Everyone has goals in life set to be achieved within a specific time. We often keep procrastinating this goals due to lack of enough money to excute them when the set time for the goals catch us before we raise enough money. Many people are unable to start saving for any goals they have set and often leave such goals to be striken by others or simply imagine that some sort of luck or a fortunate event will happen in their lives and make them achieve such. Many youths find it hard keeping financial goals when their income is low and they resort to activities like betting thinking that an unfortunate event may happen to another person turning out fortunate to them so they win alot of money. This seems t take soo long.  The bottomline is that we all need to save for our financial goals. How do we do this?

  1. Know Your Goal


When starting a long journey, we prepare well in advance before we set foot to start. Write down the amount you are saving for, the set date for your financial goal and for how long can you save. You could use an Excel Sheet and list the dates from the start date of saving to the last day, being the day of  achieving your goal. Breakdown the amount equallly among the days you have for saving to know your daily saving requirement. The longer the period of time to save for the easier it will be for you.  Make sure you maintain a daily register for all the days that you save to avoid too much procrastination and eventual relapse. Discipline is the key.

2. Know Your Earnings

Saving simply means putting aside for future use. A steady source of money is important in setting a goal. Do not rely on gifts and occassional treats from friends as a source of your savings. The best and reliable sources of income for saving could be business income, royalties or simply  salary. The source and basis of savings is a steady source of income.

3. Set Realistic Goals

It is advisable to be realistic in setting aside a specific amount. List down all the fixed expenses then the variable expenses to follow. Vary down your variable expenses by cutting on unnecessary spending. Expenses that you may not be able to do without can be reduced or simplified to a reasonable degree. The difference between the expenses and earnings after review constitute the amount you can save. Do not overestimate your ability to save thinking that you can keep a simple lifestyle, set aside an amount that could be easy for saving to you.

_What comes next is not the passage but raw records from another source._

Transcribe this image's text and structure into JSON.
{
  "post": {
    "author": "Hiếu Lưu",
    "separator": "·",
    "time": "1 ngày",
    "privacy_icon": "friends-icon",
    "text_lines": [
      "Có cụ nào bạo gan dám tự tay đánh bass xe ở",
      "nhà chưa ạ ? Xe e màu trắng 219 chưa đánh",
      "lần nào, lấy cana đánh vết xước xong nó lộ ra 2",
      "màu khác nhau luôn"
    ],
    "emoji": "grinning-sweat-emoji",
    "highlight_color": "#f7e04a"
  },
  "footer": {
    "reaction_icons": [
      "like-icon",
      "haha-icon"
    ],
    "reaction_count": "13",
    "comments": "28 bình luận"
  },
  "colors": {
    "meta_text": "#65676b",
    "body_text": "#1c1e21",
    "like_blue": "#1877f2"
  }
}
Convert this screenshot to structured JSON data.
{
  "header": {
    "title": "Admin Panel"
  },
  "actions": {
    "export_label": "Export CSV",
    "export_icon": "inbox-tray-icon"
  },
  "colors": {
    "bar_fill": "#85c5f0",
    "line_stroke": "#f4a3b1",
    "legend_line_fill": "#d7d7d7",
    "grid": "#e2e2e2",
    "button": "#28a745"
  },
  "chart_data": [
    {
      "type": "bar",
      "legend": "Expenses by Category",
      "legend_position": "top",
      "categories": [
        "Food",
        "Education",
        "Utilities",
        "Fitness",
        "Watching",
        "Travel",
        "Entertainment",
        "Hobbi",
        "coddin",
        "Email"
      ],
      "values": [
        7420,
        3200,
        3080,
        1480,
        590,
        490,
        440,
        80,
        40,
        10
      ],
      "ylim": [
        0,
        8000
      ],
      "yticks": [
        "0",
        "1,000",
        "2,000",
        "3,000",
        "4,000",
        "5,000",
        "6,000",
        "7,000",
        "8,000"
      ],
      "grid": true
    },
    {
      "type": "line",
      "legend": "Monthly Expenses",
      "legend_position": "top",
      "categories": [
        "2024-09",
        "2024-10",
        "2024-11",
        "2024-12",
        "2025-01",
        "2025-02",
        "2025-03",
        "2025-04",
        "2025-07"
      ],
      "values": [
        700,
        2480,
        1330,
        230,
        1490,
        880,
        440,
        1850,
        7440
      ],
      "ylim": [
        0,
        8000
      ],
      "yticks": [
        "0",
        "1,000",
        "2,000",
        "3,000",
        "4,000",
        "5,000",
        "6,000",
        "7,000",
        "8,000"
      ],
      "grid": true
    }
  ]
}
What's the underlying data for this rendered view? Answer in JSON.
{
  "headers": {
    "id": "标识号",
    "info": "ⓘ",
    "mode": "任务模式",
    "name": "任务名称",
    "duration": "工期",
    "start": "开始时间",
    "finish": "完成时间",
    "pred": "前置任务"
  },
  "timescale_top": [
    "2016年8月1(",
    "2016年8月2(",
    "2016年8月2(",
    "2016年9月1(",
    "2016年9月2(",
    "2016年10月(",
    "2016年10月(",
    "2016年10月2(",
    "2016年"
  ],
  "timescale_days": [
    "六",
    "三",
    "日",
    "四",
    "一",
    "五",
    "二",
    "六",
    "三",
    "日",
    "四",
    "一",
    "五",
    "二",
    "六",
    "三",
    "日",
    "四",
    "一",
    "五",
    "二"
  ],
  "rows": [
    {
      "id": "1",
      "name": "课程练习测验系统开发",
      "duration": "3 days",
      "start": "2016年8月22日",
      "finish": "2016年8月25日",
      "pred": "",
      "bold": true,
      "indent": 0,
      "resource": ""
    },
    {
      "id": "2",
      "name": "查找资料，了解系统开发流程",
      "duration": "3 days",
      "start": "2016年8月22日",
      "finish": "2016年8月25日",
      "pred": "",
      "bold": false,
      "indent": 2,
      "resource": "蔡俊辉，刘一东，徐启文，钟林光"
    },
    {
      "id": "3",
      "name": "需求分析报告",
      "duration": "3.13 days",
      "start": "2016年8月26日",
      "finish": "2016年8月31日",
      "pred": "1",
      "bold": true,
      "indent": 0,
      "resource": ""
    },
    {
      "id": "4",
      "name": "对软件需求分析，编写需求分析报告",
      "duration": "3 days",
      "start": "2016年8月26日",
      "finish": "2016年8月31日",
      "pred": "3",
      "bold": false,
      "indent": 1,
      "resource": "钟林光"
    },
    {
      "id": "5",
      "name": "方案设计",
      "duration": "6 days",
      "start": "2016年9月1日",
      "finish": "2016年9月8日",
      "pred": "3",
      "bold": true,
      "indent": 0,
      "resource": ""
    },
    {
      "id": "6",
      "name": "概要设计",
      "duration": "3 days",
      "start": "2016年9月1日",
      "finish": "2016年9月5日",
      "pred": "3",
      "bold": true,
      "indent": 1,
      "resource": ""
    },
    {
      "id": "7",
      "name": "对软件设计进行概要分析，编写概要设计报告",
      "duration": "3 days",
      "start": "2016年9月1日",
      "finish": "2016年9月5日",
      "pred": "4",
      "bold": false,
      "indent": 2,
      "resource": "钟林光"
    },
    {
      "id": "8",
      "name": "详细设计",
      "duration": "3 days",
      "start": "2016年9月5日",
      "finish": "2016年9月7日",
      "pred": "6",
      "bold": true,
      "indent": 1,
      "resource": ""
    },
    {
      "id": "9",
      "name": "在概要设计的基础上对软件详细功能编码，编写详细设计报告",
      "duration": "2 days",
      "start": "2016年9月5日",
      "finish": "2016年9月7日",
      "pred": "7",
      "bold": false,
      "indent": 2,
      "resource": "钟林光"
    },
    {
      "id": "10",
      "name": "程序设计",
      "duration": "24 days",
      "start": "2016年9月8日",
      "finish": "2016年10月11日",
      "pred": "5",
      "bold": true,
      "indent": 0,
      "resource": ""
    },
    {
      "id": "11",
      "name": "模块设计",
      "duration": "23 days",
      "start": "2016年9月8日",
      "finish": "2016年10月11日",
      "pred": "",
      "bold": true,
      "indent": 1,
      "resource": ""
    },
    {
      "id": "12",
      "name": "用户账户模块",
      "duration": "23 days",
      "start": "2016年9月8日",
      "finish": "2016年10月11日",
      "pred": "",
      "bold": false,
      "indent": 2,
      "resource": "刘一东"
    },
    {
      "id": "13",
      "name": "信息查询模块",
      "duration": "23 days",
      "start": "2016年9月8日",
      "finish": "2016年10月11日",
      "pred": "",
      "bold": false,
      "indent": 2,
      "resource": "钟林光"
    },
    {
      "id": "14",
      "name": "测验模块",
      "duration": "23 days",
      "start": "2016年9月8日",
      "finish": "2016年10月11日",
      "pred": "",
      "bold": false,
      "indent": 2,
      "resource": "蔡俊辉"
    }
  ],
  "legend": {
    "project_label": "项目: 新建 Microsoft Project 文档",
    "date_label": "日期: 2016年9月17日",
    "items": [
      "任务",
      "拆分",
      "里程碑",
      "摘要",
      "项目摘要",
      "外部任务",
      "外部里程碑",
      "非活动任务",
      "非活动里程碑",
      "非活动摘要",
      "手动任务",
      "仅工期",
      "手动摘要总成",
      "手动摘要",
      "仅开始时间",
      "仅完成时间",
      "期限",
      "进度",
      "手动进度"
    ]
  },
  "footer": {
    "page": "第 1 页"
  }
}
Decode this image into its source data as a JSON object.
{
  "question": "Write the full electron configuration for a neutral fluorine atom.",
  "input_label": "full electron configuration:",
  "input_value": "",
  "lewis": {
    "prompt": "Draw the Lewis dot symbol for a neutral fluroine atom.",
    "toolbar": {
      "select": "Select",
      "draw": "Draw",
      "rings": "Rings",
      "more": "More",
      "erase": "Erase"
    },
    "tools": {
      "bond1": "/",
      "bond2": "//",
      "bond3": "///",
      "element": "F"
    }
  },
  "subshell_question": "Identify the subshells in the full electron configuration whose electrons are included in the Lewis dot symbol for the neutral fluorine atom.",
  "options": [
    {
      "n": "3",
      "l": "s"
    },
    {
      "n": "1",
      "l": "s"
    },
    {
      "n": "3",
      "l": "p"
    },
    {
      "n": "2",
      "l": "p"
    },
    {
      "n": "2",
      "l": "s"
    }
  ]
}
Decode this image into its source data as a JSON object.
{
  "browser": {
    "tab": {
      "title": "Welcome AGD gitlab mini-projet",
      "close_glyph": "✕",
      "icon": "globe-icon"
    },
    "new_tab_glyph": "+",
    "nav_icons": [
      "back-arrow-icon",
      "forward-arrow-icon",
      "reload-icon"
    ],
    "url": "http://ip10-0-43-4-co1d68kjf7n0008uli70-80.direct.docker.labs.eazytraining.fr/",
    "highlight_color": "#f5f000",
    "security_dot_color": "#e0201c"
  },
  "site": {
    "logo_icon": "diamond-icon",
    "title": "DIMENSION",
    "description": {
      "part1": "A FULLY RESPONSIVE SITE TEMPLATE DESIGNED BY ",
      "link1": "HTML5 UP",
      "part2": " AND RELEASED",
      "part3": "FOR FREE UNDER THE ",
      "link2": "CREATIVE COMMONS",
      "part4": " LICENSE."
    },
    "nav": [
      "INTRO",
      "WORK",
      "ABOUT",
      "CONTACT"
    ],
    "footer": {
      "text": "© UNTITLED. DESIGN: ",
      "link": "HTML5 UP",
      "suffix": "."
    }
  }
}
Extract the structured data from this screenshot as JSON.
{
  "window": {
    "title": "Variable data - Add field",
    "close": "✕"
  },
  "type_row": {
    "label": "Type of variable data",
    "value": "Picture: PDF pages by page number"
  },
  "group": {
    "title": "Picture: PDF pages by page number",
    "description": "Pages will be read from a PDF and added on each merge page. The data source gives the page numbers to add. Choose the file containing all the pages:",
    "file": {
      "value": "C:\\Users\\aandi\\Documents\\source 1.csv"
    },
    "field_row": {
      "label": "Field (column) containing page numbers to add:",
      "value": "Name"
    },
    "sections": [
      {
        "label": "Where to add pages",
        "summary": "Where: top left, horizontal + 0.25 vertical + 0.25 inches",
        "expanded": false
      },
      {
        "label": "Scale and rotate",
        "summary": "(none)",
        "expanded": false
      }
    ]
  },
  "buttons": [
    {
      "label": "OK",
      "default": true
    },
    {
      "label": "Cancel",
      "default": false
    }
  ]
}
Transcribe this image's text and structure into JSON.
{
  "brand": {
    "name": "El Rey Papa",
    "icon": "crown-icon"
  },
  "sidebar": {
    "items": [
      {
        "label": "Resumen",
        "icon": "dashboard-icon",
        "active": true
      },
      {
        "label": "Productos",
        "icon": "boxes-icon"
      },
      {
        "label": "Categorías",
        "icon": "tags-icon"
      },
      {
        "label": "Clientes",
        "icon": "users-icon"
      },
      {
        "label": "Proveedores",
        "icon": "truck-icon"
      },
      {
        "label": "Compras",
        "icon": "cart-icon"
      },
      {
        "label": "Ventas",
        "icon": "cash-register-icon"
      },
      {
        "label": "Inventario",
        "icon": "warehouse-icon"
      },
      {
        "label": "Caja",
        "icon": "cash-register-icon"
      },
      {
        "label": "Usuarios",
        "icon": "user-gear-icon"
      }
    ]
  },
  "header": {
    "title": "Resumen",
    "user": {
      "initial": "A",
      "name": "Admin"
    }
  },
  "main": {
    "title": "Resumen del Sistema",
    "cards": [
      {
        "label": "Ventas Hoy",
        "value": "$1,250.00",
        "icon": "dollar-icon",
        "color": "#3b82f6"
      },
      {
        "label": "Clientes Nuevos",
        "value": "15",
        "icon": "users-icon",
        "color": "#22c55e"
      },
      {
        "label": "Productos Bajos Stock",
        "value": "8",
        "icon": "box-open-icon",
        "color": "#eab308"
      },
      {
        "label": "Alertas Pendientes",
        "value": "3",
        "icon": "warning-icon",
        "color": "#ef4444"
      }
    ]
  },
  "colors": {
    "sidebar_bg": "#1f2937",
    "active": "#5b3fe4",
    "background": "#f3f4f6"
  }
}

4. Create a side Source of income

Creating a separate source of income will reduce the obligation of saving carried by one source of income. If one is employed, you could redistribute your time and apportion some time to an activity that has little or no capital. There are several of such activities that range from Drop- shipping, online content creation etc. Apportion the amount you earn from your side activity after deducting your mandatory expenses, to the time you take to earn it. For example if you earn $100 weekly, devide it by seven to get the daily contribution of the side source to your saving. It will be now easier to save from the main source of income like your salary.

Having more than one source of income is the best way of surviving. Many employed people are unable to save any income because they rely on one source of income. In his book, Rich Dad Poor Dad, Robert Kiyosaki says that the poorest of ll men is the one who relys on one source of income.

5. Take Care of Emergencies

There are sevreal ways of avoiding occurences that are unforeseen interrupting your savings. Such occurences will never seaze and it does not mean that we stop sving. Insurance against possible emergencies like heath covers, accident covers, fire covers and such dangers are important. Insurance serves both savers and non-savers because everybody needs compensation from loss.  Emergency occurences often lead many savers to spending their money laready saved procrastinating their goals to a later date. Such may include falling ill, accidents, theft and many more. Its often important to be very decisive about saving and avoid any relapse. Many who are not savers argue that they could die anytime having lived a life of denying themselves. While that is true,  its possible that such people could live long and suffer later to have retired without any savings. You can never be sure what will happen the next minute leave alone next year or any bit of the future.

6. Discipline

Sticking by a plan is not an easy thing to achieve. Be determned to retain a status quo that will make it easy to change your lifestyle when you achieve your goal. Remember it is much  more comfortable to reinvest your money saved for a longtime so as to increase your cashflows that to buy an asset that can only generate money when sold.  All the best in achieing your goals.